The Securities and Exchange Commission charged two former executives of Franklin Bank Corp. for concealing the deterioration of the bank’s loan portfolio and inflating earnings during the financial crisis.
The SEC alleges that former Franklin Chief Executive Anthony Nocella and Chief Financial Officer Russell McCann used “aggressive” loan modification programs during the third and fourth quarters of 2007 to hide the number of Franklin’s nonperforming loans and artificially boost its net income and earnings.
The Texas Department of Savings and Mortgage Lending closed the Houston-based bank in November 2008. At the time, the Federal Deposit Insurance Corp. entered into a purchase and assumption agreement with El Campo, Texas-based Prosperity Bank to assume all of the deposits.
“Nocella and McCann used the loan modification scheme like a magic wand to change nonperforming loans into performing assets,” said Robert Khuzami, director of the SEC’s Division of Enforcement. “Their disclosure and accounting tricks misled investors into believing that Franklin was outperforming other banks during the height of the financial crisis.”

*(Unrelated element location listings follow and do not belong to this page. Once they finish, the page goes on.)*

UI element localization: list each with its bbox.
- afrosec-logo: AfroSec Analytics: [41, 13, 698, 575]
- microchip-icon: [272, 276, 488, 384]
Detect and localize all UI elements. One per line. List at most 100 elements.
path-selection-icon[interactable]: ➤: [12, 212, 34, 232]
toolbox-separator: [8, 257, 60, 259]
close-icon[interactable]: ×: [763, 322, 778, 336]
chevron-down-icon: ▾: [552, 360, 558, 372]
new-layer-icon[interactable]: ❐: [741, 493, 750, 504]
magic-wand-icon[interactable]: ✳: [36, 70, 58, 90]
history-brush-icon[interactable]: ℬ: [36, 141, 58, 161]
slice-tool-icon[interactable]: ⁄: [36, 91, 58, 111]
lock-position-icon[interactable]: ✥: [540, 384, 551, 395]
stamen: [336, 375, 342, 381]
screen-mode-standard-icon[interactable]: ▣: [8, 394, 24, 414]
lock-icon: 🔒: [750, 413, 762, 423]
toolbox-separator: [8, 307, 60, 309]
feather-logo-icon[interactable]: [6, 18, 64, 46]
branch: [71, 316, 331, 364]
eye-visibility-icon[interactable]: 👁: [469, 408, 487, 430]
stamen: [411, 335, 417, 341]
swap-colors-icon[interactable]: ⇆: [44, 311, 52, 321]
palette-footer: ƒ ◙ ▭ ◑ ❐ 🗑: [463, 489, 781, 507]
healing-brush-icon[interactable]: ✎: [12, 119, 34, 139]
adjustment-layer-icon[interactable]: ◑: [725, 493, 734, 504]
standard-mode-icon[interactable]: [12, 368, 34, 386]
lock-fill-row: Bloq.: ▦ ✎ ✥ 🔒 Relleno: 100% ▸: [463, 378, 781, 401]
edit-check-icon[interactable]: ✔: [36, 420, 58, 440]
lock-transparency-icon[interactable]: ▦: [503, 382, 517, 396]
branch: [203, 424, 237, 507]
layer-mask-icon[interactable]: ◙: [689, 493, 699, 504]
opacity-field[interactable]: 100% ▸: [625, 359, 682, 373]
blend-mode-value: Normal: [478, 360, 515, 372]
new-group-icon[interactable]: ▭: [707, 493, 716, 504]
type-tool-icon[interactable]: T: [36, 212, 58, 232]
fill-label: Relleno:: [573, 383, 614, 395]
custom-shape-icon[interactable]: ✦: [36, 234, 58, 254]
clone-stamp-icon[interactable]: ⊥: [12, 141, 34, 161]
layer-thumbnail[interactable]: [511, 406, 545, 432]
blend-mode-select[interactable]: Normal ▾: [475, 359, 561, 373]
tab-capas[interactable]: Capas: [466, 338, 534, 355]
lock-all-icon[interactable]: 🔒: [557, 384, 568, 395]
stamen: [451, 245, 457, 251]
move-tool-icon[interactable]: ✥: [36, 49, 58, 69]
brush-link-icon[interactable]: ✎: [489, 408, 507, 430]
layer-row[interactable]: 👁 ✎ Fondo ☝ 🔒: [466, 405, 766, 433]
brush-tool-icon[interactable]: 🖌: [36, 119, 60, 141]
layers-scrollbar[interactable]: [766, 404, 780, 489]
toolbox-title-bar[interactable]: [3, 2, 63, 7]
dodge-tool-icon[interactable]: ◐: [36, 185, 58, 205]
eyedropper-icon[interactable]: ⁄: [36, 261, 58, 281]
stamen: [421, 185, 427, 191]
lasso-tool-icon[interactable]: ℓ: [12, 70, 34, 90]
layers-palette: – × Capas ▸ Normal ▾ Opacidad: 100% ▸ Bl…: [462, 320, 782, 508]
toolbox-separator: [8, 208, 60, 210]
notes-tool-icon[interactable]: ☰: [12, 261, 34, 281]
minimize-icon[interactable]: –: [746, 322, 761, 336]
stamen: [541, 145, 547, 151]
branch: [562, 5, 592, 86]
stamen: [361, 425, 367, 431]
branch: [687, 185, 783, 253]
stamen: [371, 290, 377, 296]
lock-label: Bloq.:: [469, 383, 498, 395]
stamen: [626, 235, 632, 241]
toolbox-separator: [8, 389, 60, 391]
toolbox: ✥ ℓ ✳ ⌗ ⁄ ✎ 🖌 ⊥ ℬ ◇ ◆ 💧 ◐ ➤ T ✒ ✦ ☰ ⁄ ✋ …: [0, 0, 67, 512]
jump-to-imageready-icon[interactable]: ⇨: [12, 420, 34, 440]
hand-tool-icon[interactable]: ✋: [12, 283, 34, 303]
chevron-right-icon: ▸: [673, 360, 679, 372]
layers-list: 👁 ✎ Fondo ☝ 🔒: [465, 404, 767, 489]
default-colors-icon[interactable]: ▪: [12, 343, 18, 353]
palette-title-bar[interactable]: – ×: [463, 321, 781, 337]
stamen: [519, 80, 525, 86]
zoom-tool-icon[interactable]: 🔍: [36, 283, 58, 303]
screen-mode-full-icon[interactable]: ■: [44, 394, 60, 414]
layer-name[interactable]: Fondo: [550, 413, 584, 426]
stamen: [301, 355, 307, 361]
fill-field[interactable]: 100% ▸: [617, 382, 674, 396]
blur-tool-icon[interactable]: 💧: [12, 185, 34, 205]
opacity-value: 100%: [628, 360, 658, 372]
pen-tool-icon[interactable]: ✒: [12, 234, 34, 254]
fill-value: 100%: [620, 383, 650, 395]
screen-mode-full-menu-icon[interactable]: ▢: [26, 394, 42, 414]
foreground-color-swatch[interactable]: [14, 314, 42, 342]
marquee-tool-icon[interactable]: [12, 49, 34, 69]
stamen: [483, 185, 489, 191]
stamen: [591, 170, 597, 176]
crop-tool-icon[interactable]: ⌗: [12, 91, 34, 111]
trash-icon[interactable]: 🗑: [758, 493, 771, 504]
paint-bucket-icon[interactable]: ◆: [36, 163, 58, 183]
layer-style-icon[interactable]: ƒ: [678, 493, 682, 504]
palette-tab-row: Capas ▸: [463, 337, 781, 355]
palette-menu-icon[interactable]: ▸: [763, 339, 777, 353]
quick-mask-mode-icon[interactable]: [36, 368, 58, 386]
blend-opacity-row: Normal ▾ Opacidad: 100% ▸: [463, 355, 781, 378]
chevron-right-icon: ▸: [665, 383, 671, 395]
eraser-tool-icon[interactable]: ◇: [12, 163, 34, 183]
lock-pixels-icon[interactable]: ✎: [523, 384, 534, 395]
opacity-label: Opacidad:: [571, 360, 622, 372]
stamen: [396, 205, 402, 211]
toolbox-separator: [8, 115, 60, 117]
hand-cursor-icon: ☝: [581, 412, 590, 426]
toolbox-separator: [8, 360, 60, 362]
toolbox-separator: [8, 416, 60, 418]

Nocella’s attorney, Jay Munisteri, told HousingWire that “the SEC has made a seriously wrong decision in alleging this claim, and we believe confidently that Mr. Nocella will be vindicated. Indeed, conspicuously absent from the SEC’s mischaracterization of events are many important facts that the SEC will not be able to ignore during a court proceeding.”

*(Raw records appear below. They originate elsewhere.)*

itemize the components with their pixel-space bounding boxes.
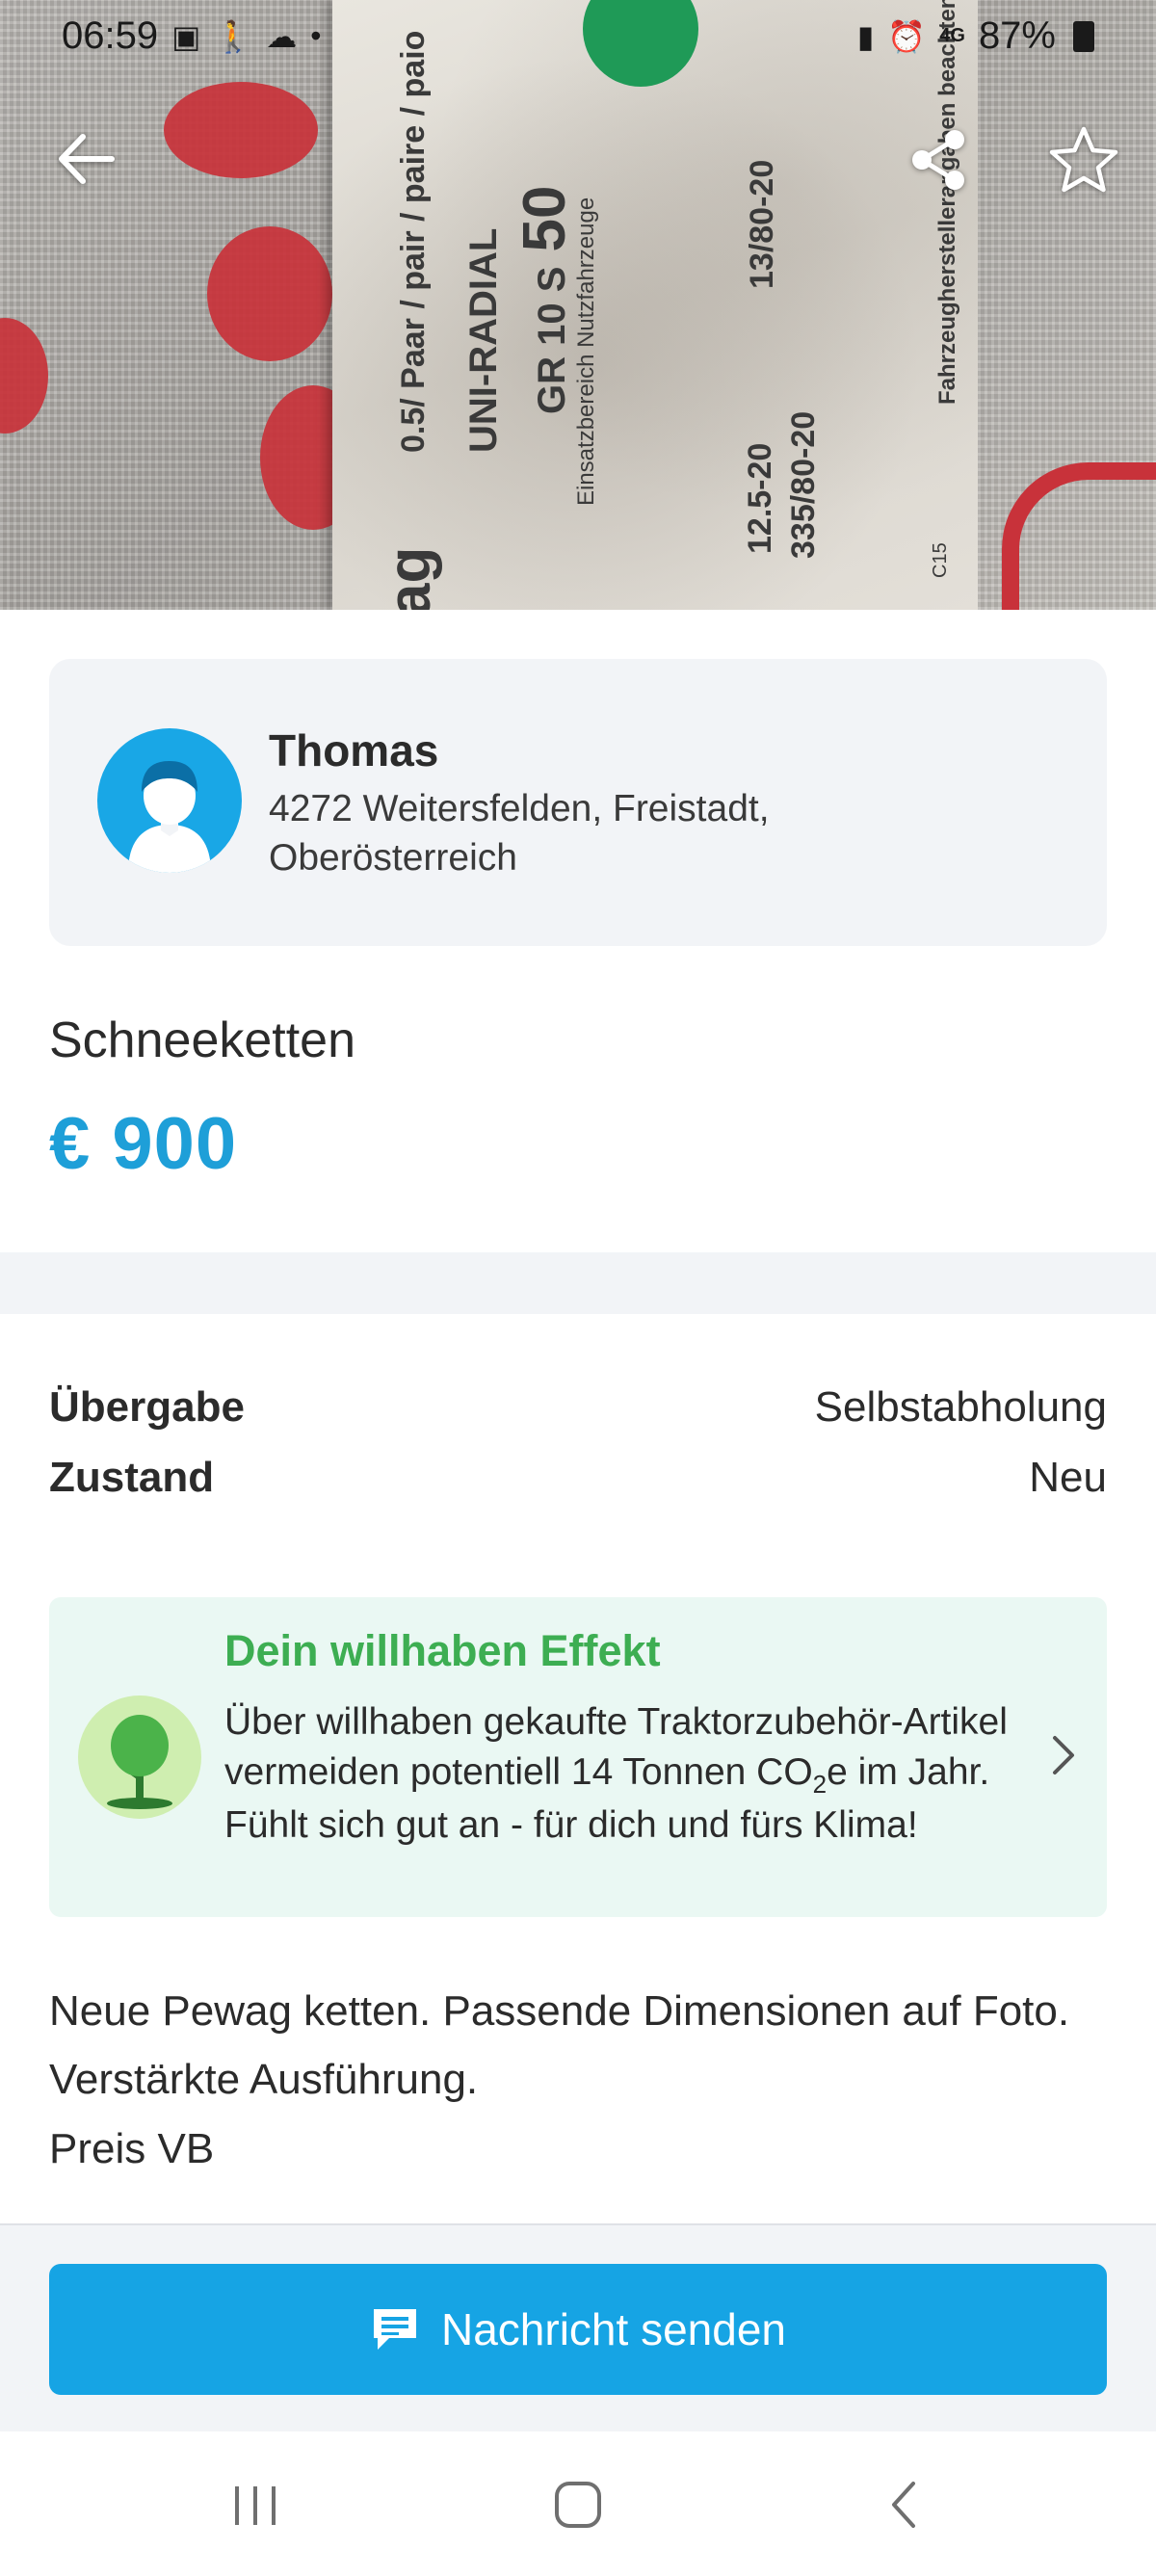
cloud-icon: ☁ [266,18,298,54]
attribute-row-condition: Zustand Neu [49,1454,1107,1502]
sack-pattern [0,318,48,434]
effect-text-subscript: 2 [812,1769,828,1799]
bottom-action-bar: Nachricht senden [0,2223,1156,2431]
seller-location: 4272 Weitersfelden, Freistadt, Oberöster… [269,784,770,883]
attribute-key: Zustand [49,1454,215,1501]
chat-bubble-icon [374,2309,416,2350]
chevron-right-icon [1049,1732,1078,1783]
attribute-row-handover: Übergabe Selbstabholung [49,1383,1107,1432]
avatar [97,728,242,873]
network-indicator: 4G [939,25,965,46]
recents-icon [235,2486,276,2525]
label-tire-type: UNI-RADIAL [462,227,505,453]
dot-icon: • [310,18,322,53]
sack-pattern [207,226,332,361]
label-size-3: 335/80-20 [785,410,822,559]
system-navigation-bar [0,2431,1156,2576]
label-size-1: 13/80-20 [744,159,780,289]
favorite-button[interactable] [1045,121,1122,198]
listing-photo[interactable]: ag 0.5/ Paar / pair / paire / paio UNI-R… [0,0,1156,610]
nav-home-button[interactable] [535,2476,621,2534]
seller-card[interactable]: Thomas 4272 Weitersfelden, Freistadt, Ob… [49,659,1107,946]
walking-icon: 🚶 [214,18,253,54]
listing-title: Schneeketten [49,1012,356,1068]
label-model: GR 10 S 50 [511,186,579,415]
effect-title: Dein willhaben Effekt [224,1626,661,1675]
status-bar: 06:59 ▣ 🚶 ☁ • ▮ ⏰ 4G 87% [0,0,1156,72]
label-code: C15 [930,542,951,578]
share-button[interactable] [906,123,973,196]
battery-icon [1073,20,1094,52]
seller-name: Thomas [269,725,439,775]
nav-recents-button[interactable] [212,2476,299,2534]
description-line-2: Preis VB [49,2124,215,2172]
lock-icon: ▮ [856,18,875,54]
star-outline-icon [1049,126,1118,193]
label-pair: 0.5/ Paar / pair / paire / paio [395,30,432,453]
label-usage: Einsatzbereich Nutzfahrzeuge [573,197,599,506]
status-time: 06:59 [62,14,159,57]
willhaben-effect-card[interactable]: Dein willhaben Effekt Über willhaben gek… [49,1597,1107,1917]
back-button[interactable] [46,125,123,193]
attribute-key: Übergabe [49,1383,245,1431]
share-icon [912,129,964,190]
attribute-value: Neu [1029,1454,1107,1501]
sack-pattern [164,82,318,178]
nav-back-button[interactable] [860,2476,947,2534]
sack-stripe [1002,462,1156,610]
alarm-icon: ⏰ [887,18,927,54]
battery-level: 87% [978,14,1056,57]
home-icon [555,2482,601,2528]
attribute-value: Selbstabholung [814,1383,1107,1431]
tree-icon [78,1695,201,1819]
seller-location-line2: Oberösterreich [269,837,517,880]
effect-text: Über willhaben gekaufte Traktorzubehör-A… [224,1697,1053,1851]
nav-back-icon [892,2482,915,2528]
seller-location-line1: 4272 Weitersfelden, Freistadt, [269,787,770,829]
label-brand: ag [377,546,443,610]
label-model-text: GR 10 S [531,266,573,414]
send-message-label: Nachricht senden [441,2304,786,2354]
seller-info: Thomas 4272 Weitersfelden, Freistadt, Ob… [269,723,770,883]
label-size-2: 12.5-20 [742,442,778,554]
description-line-1: Neue Pewag ketten. Passende Dimensionen … [49,1987,1070,2104]
gallery-icon: ▣ [171,18,201,54]
label-model-suffix: 50 [512,185,578,252]
listing-price: € 900 [49,1103,238,1185]
listing-description: Neue Pewag ketten. Passende Dimensionen … [49,1977,1109,2183]
arrow-left-icon [59,134,115,184]
user-icon [128,761,211,873]
section-divider [0,1252,1156,1314]
send-message-button[interactable]: Nachricht senden [49,2264,1107,2395]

“These claims brought by the SEC have no merit,” added McCann’s attorney, Barrett Reasoner. “The facts they allege are not accurate and we will prove that. That’s something Mr. McCann feels very strongly about. The evidence does not support the claim that they have asserted in their petition – that’s the bottom line.”

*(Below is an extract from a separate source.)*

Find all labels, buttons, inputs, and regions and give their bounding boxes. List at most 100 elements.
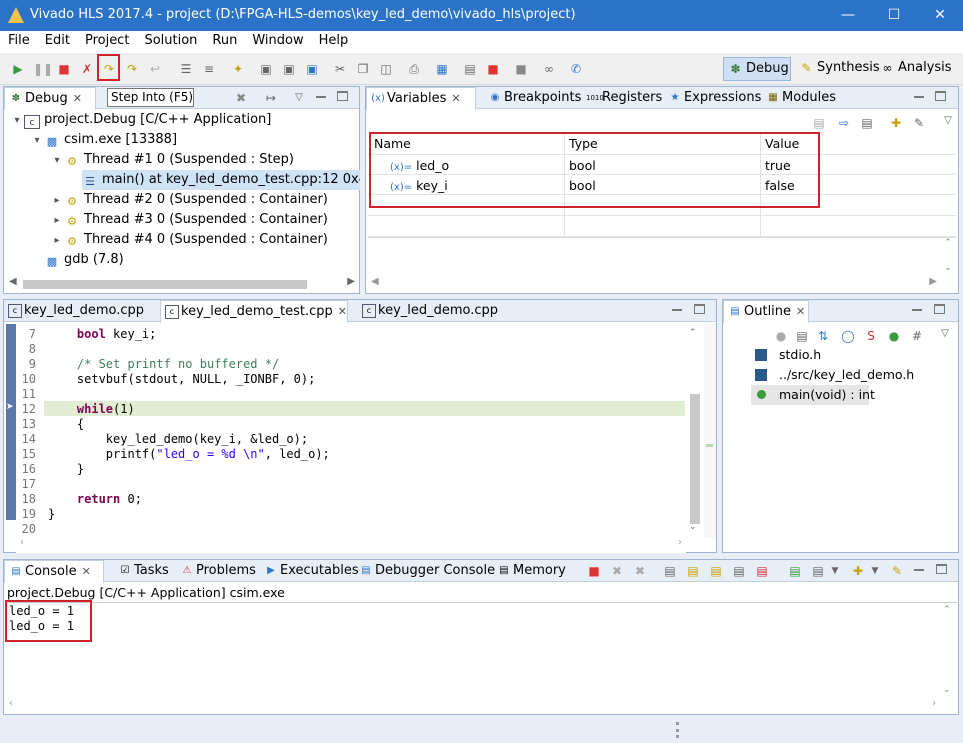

As Franklin’s delinquent and nonperforming loans rose significantly in the summer of 2007, the two men instituted three loan modification schemes, causing Franklin to classify those loans as performing, according to an SEC complaint.
By the end of September 2007, the SEC says, Nocella and McCann used the loan modification programs to conceal more than $11 million in nonperforming single-family residential loans and $13.5 million in nonperforming residential construction loans.
“Franklin’s analysts and investors monitored the quality of the bank’s loan portfolio as a key indicator of its financial health,” said David Woodcock, director of the SEC’s Fort Worth regional office. “But Nocella and McCann intentionally concealed the fact that the quality of the bank’s loan portfolio was rapidly deteriorating.”
In May 2008, Franklin acknowledged that the accounting for the loan modifications should be revised and that investors should no longer rely upon Franklin’s Form 10-Q for the quarter ended September 30, 2007.
As of September 30, 2008, Franklin Bank had total assets of $5.1 billion and total deposits of $3.7 billion. Prosperity Bank assumed all the deposits, including the brokered deposits, for a premium of 1.7%. In addition to assuming all of the failed bank’s deposits, Prosperity Bank purchased about $850 million of assets.
As a result of the loan modifications, Franklin overstated its third-quarter 2007 net income and earnings by 317% and 77%, respectively, and reported that it earned 30 cents a share, of which 23 cents a share was directly attributable to the loan modifications.
The SEC’s complaint seeks financial penalties, officer-and-director bars, and permanent injunctive relief against Nocella and McCann to enjoin them from future violations of the federal securities laws. The complaint also seeks repayment of bonuses received by the two men under Section 304 of the Sarbanes Oxley Act of 2002, which allows for “clawbacks” of bonuses received by executives if the company later must restate its earnings.